5- Ranked 1st–3rd in the national or international Quranic competitions (by confirmation from the Ministry Culture and INEF)

6- Selected highly ranked students in the National Entrance Exam

7- Selected highly ranked students in the Comprehensive Medical Exam

8- National selected students by confirmation from the Ministry of Science, Research and Technology and INEF)

9- Artists with prominent creations according to INEF regulations

10- Selected graduates at BSc., MSc and PhD level.

The INEF system works based on its own pre-defined scoring function. In order to get the membership of the INEF the student, researcher, innovators, awardees and anyone who wanted to get the INEF membership must get the minimum score. Each of the 10 aforementioned categories have its own regulation and scoring function which is discussed in detail at the INEF website.
For examples even though every student can apply to be considered for the 10th category but only a few of them will be considered for this category.
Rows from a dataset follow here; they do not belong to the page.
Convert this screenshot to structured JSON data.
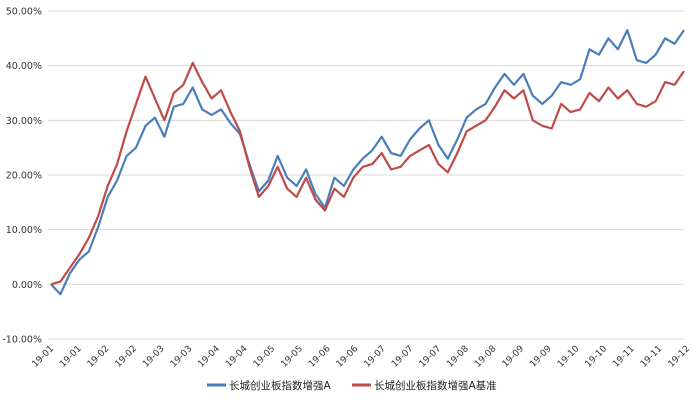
{
  "chart_data": {
    "type": "line",
    "title": "",
    "xlabel": "",
    "ylabel": "",
    "ylim": [
      -10,
      50
    ],
    "ytick_labels": [
      "50.00%",
      "40.00%",
      "30.00%",
      "20.00%",
      "10.00%",
      "0.00%",
      "-10.00%"
    ],
    "ytick_values": [
      50,
      40,
      30,
      20,
      10,
      0,
      -10
    ],
    "xtick_labels": [
      "19-01",
      "19-01",
      "19-02",
      "19-02",
      "19-03",
      "19-03",
      "19-04",
      "19-04",
      "19-05",
      "19-05",
      "19-06",
      "19-06",
      "19-07",
      "19-07",
      "19-07",
      "19-08",
      "19-08",
      "19-09",
      "19-09",
      "19-10",
      "19-10",
      "19-11",
      "19-11",
      "19-12"
    ],
    "grid": "horizontal",
    "legend_position": "bottom",
    "series": [
      {
        "name": "长城创业板指数增强A",
        "color": "#4a7ebb",
        "values": [
          0.0,
          -1.8,
          2.0,
          4.5,
          6.0,
          10.5,
          16.0,
          19.0,
          23.5,
          25.0,
          29.0,
          30.5,
          27.0,
          32.5,
          33.0,
          36.0,
          32.0,
          31.0,
          32.0,
          29.5,
          27.5,
          22.0,
          17.0,
          19.0,
          23.5,
          19.5,
          18.0,
          21.0,
          16.5,
          14.0,
          19.5,
          18.0,
          21.0,
          23.0,
          24.5,
          27.0,
          24.0,
          23.5,
          26.5,
          28.5,
          30.0,
          25.5,
          23.0,
          26.5,
          30.5,
          32.0,
          33.0,
          36.0,
          38.5,
          36.5,
          38.5,
          34.5,
          33.0,
          34.5,
          37.0,
          36.5,
          37.5,
          43.0,
          42.0,
          45.0,
          43.0,
          46.5,
          41.0,
          40.5,
          42.0,
          45.0,
          44.0,
          46.5
        ]
      },
      {
        "name": "长城创业板指数增强A基准",
        "color": "#be4b48",
        "values": [
          0.0,
          0.5,
          3.0,
          5.5,
          8.5,
          12.5,
          18.0,
          22.0,
          28.0,
          33.0,
          38.0,
          34.0,
          30.0,
          35.0,
          36.5,
          40.5,
          37.0,
          34.0,
          35.5,
          31.5,
          28.0,
          21.5,
          16.0,
          18.0,
          21.5,
          17.5,
          16.0,
          19.5,
          15.5,
          13.5,
          17.5,
          16.0,
          19.5,
          21.5,
          22.0,
          24.0,
          21.0,
          21.5,
          23.5,
          24.5,
          25.5,
          22.0,
          20.5,
          24.0,
          28.0,
          29.0,
          30.0,
          32.5,
          35.5,
          34.0,
          35.5,
          30.0,
          29.0,
          28.5,
          33.0,
          31.5,
          32.0,
          35.0,
          33.5,
          36.0,
          34.0,
          35.5,
          33.0,
          32.5,
          33.5,
          37.0,
          36.5,
          39.0
        ]
      }
    ]
  }
}
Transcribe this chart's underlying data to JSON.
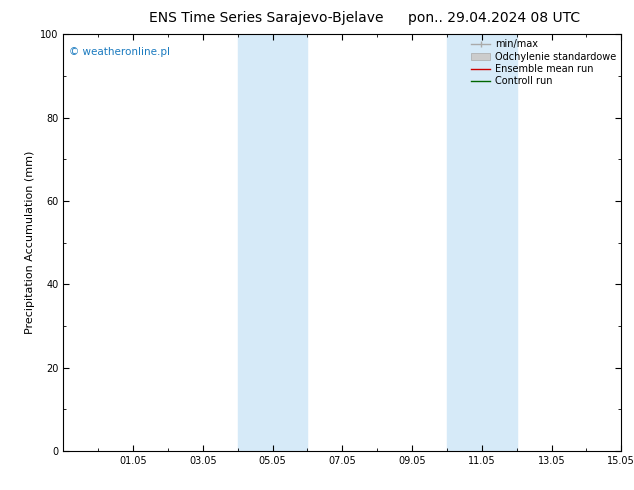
{
  "title_left": "ENS Time Series Sarajevo-Bjelave",
  "title_right": "pon.. 29.04.2024 08 UTC",
  "ylabel": "Precipitation Accumulation (mm)",
  "watermark": "© weatheronline.pl",
  "watermark_color": "#1a7abf",
  "ylim": [
    0,
    100
  ],
  "y_ticks": [
    0,
    20,
    40,
    60,
    80,
    100
  ],
  "xlim": [
    0,
    16
  ],
  "x_tick_labels": [
    "01.05",
    "03.05",
    "05.05",
    "07.05",
    "09.05",
    "11.05",
    "13.05",
    "15.05"
  ],
  "x_tick_positions": [
    2,
    4,
    6,
    8,
    10,
    12,
    14,
    16
  ],
  "shaded_regions": [
    {
      "x_start": 5,
      "x_end": 7
    },
    {
      "x_start": 11,
      "x_end": 13
    }
  ],
  "shade_color": "#d6eaf8",
  "background_color": "#ffffff",
  "plot_bg_color": "#ffffff",
  "legend_entries": [
    {
      "label": "min/max",
      "color": "#aaaaaa",
      "lw": 1.0
    },
    {
      "label": "Odchylenie standardowe",
      "color": "#cccccc",
      "lw": 5
    },
    {
      "label": "Ensemble mean run",
      "color": "#cc0000",
      "lw": 1.0
    },
    {
      "label": "Controll run",
      "color": "#006600",
      "lw": 1.0
    }
  ],
  "title_fontsize": 10,
  "axis_label_fontsize": 8,
  "tick_fontsize": 7,
  "watermark_fontsize": 7.5,
  "legend_fontsize": 7
}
The same as other categories the scoring function of the 10th is very detailed and a very brief minimum requirements to be evaluated in the system is as follow:

10–1 BSc students: GPA above 85% or the 1st ranked student, recommendation from two professors, and having at least one of the following:

a- At least one paper in ISI or ISC journals based on INEF regulations.
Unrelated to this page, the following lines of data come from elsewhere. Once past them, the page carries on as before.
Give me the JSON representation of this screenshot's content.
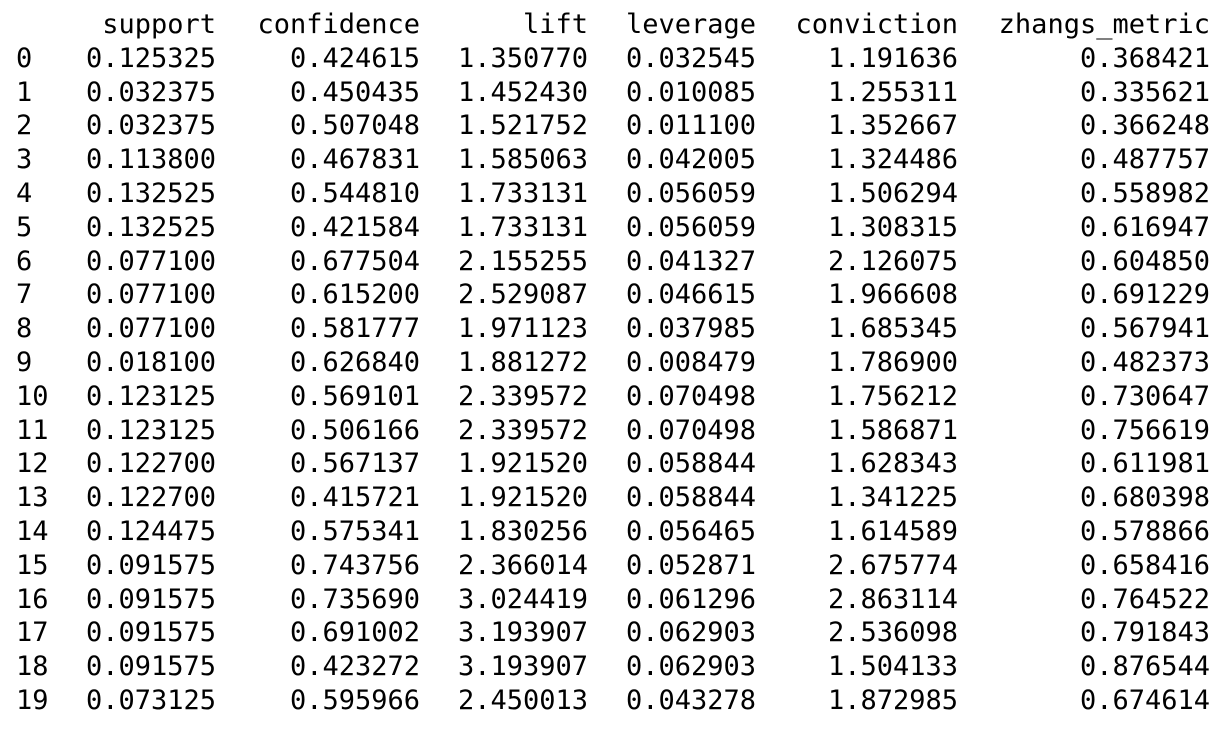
{
  "table": {
    "columns": [
      "",
      "support",
      "confidence",
      "lift",
      "leverage",
      "conviction",
      "zhangs_metric"
    ],
    "rows": [
      [
        "0",
        "0.125325",
        "0.424615",
        "1.350770",
        "0.032545",
        "1.191636",
        "0.368421"
      ],
      [
        "1",
        "0.032375",
        "0.450435",
        "1.452430",
        "0.010085",
        "1.255311",
        "0.335621"
      ],
      [
        "2",
        "0.032375",
        "0.507048",
        "1.521752",
        "0.011100",
        "1.352667",
        "0.366248"
      ],
      [
        "3",
        "0.113800",
        "0.467831",
        "1.585063",
        "0.042005",
        "1.324486",
        "0.487757"
      ],
      [
        "4",
        "0.132525",
        "0.544810",
        "1.733131",
        "0.056059",
        "1.506294",
        "0.558982"
      ],
      [
        "5",
        "0.132525",
        "0.421584",
        "1.733131",
        "0.056059",
        "1.308315",
        "0.616947"
      ],
      [
        "6",
        "0.077100",
        "0.677504",
        "2.155255",
        "0.041327",
        "2.126075",
        "0.604850"
      ],
      [
        "7",
        "0.077100",
        "0.615200",
        "2.529087",
        "0.046615",
        "1.966608",
        "0.691229"
      ],
      [
        "8",
        "0.077100",
        "0.581777",
        "1.971123",
        "0.037985",
        "1.685345",
        "0.567941"
      ],
      [
        "9",
        "0.018100",
        "0.626840",
        "1.881272",
        "0.008479",
        "1.786900",
        "0.482373"
      ],
      [
        "10",
        "0.123125",
        "0.569101",
        "2.339572",
        "0.070498",
        "1.756212",
        "0.730647"
      ],
      [
        "11",
        "0.123125",
        "0.506166",
        "2.339572",
        "0.070498",
        "1.586871",
        "0.756619"
      ],
      [
        "12",
        "0.122700",
        "0.567137",
        "1.921520",
        "0.058844",
        "1.628343",
        "0.611981"
      ],
      [
        "13",
        "0.122700",
        "0.415721",
        "1.921520",
        "0.058844",
        "1.341225",
        "0.680398"
      ],
      [
        "14",
        "0.124475",
        "0.575341",
        "1.830256",
        "0.056465",
        "1.614589",
        "0.578866"
      ],
      [
        "15",
        "0.091575",
        "0.743756",
        "2.366014",
        "0.052871",
        "2.675774",
        "0.658416"
      ],
      [
        "16",
        "0.091575",
        "0.735690",
        "3.024419",
        "0.061296",
        "2.863114",
        "0.764522"
      ],
      [
        "17",
        "0.091575",
        "0.691002",
        "3.193907",
        "0.062903",
        "2.536098",
        "0.791843"
      ],
      [
        "18",
        "0.091575",
        "0.423272",
        "3.193907",
        "0.062903",
        "1.504133",
        "0.876544"
      ],
      [
        "19",
        "0.073125",
        "0.595966",
        "2.450013",
        "0.043278",
        "1.872985",
        "0.674614"
      ]
    ]
  }
}
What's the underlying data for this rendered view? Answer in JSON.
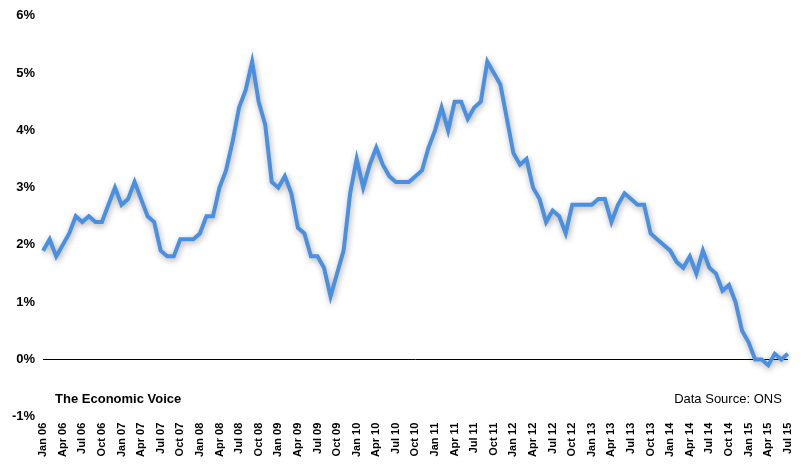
{
  "chart_data": {
    "type": "line",
    "annotations": [
      "The Economic Voice",
      "Data Source: ONS"
    ],
    "categories": [
      "Jan 06",
      null,
      null,
      "Apr 06",
      null,
      null,
      "Jul 06",
      null,
      null,
      "Oct 06",
      null,
      null,
      "Jan 07",
      null,
      null,
      "Apr 07",
      null,
      null,
      "Jul 07",
      null,
      null,
      "Oct 07",
      null,
      null,
      "Jan 08",
      null,
      null,
      "Apr 08",
      null,
      null,
      "Jul 08",
      null,
      null,
      "Oct 08",
      null,
      null,
      "Jan 09",
      null,
      null,
      "Apr 09",
      null,
      null,
      "Jul 09",
      null,
      null,
      "Oct 09",
      null,
      null,
      "Jan 10",
      null,
      null,
      "Apr 10",
      null,
      null,
      "Jul 10",
      null,
      null,
      "Oct 10",
      null,
      null,
      "Jan 11",
      null,
      null,
      "Apr 11",
      null,
      null,
      "Jul 11",
      null,
      null,
      "Oct 11",
      null,
      null,
      "Jan 12",
      null,
      null,
      "Apr 12",
      null,
      null,
      "Jul 12",
      null,
      null,
      "Oct 12",
      null,
      null,
      "Jan 13",
      null,
      null,
      "Apr 13",
      null,
      null,
      "Jul 13",
      null,
      null,
      "Oct 13",
      null,
      null,
      "Jan 14",
      null,
      null,
      "Apr 14",
      null,
      null,
      "Jul 14",
      null,
      null,
      "Oct 14",
      null,
      null,
      "Jan 15",
      null,
      null,
      "Apr 15",
      null,
      null,
      "Jul 15"
    ],
    "values": [
      1.9,
      2.1,
      1.8,
      2.0,
      2.2,
      2.5,
      2.4,
      2.5,
      2.4,
      2.4,
      2.7,
      3.0,
      2.7,
      2.8,
      3.1,
      2.8,
      2.5,
      2.4,
      1.9,
      1.8,
      1.8,
      2.1,
      2.1,
      2.1,
      2.2,
      2.5,
      2.5,
      3.0,
      3.3,
      3.8,
      4.4,
      4.7,
      5.2,
      4.5,
      4.1,
      3.1,
      3.0,
      3.2,
      2.9,
      2.3,
      2.2,
      1.8,
      1.8,
      1.6,
      1.1,
      1.5,
      1.9,
      2.9,
      3.5,
      3.0,
      3.4,
      3.7,
      3.4,
      3.2,
      3.1,
      3.1,
      3.1,
      3.2,
      3.3,
      3.7,
      4.0,
      4.4,
      4.0,
      4.5,
      4.5,
      4.2,
      4.4,
      4.5,
      5.2,
      5.0,
      4.8,
      4.2,
      3.6,
      3.4,
      3.5,
      3.0,
      2.8,
      2.4,
      2.6,
      2.5,
      2.2,
      2.7,
      2.7,
      2.7,
      2.7,
      2.8,
      2.8,
      2.4,
      2.7,
      2.9,
      2.8,
      2.7,
      2.7,
      2.2,
      2.1,
      2.0,
      1.9,
      1.7,
      1.6,
      1.8,
      1.5,
      1.9,
      1.6,
      1.5,
      1.2,
      1.3,
      1.0,
      0.5,
      0.3,
      0.0,
      0.0,
      -0.1,
      0.1,
      0.0,
      0.1
    ],
    "color": "#4a90e2",
    "ylim": [
      -1,
      6
    ],
    "yticks": [
      {
        "value": -1,
        "label": "-1%"
      },
      {
        "value": 0,
        "label": "0%"
      },
      {
        "value": 1,
        "label": "1%"
      },
      {
        "value": 2,
        "label": "2%"
      },
      {
        "value": 3,
        "label": "3%"
      },
      {
        "value": 4,
        "label": "4%"
      },
      {
        "value": 5,
        "label": "5%"
      },
      {
        "value": 6,
        "label": "6%"
      }
    ],
    "grid": false
  }
}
b. Having an effective and significant role in solving an issue or an Applied research with national importance approved based on INEF regulations.

10–2 MSc students: GPA at BSc above 80% and MSc above 85% or the 1st ranked student, recommendation from professors and having at least one of the following:

a- Published Paper in ISI or ISC indexed journals based on INEF regulations

b- Having an effective role in a theory based on INEF regulations

c- Having an effective and significant role in solving an issue or an Applied research with national importance confirmed by the related university and approved based on INEF regulations.

10–3 PhD students: GPA at MSc. and PhD above 85%, Excellent score from PhD thesis, recommendation from professors, and fulfilling at least one of the following:

a- Having at least 3 Published or final accepted Papers executed from their PhD thesis in ISI or ISC indexed journals based on INEF regulations.

b- Having an effective role in a theory based on INEF regulations

c- Having an effective and significant role in solving an issue or Applied research with national importance confirmed by the related university and approved based on INEF regulations.

== Membership ==
All the application for requesting INEF benefits is through Sina electronic system, and from 2013 for non-resident Iranian through the international Plan system of the INEF Deputy of International affairs.

Some benefits such as research grants, military service benefits, housing loans, etc. has to be requested and they are granted just based on the scientific score. People that have done a project instead of military services are not a member nor an associate or collaborative member. They do it to obtain a completion card that allows them to have a normal life, otherwise they would be arrested.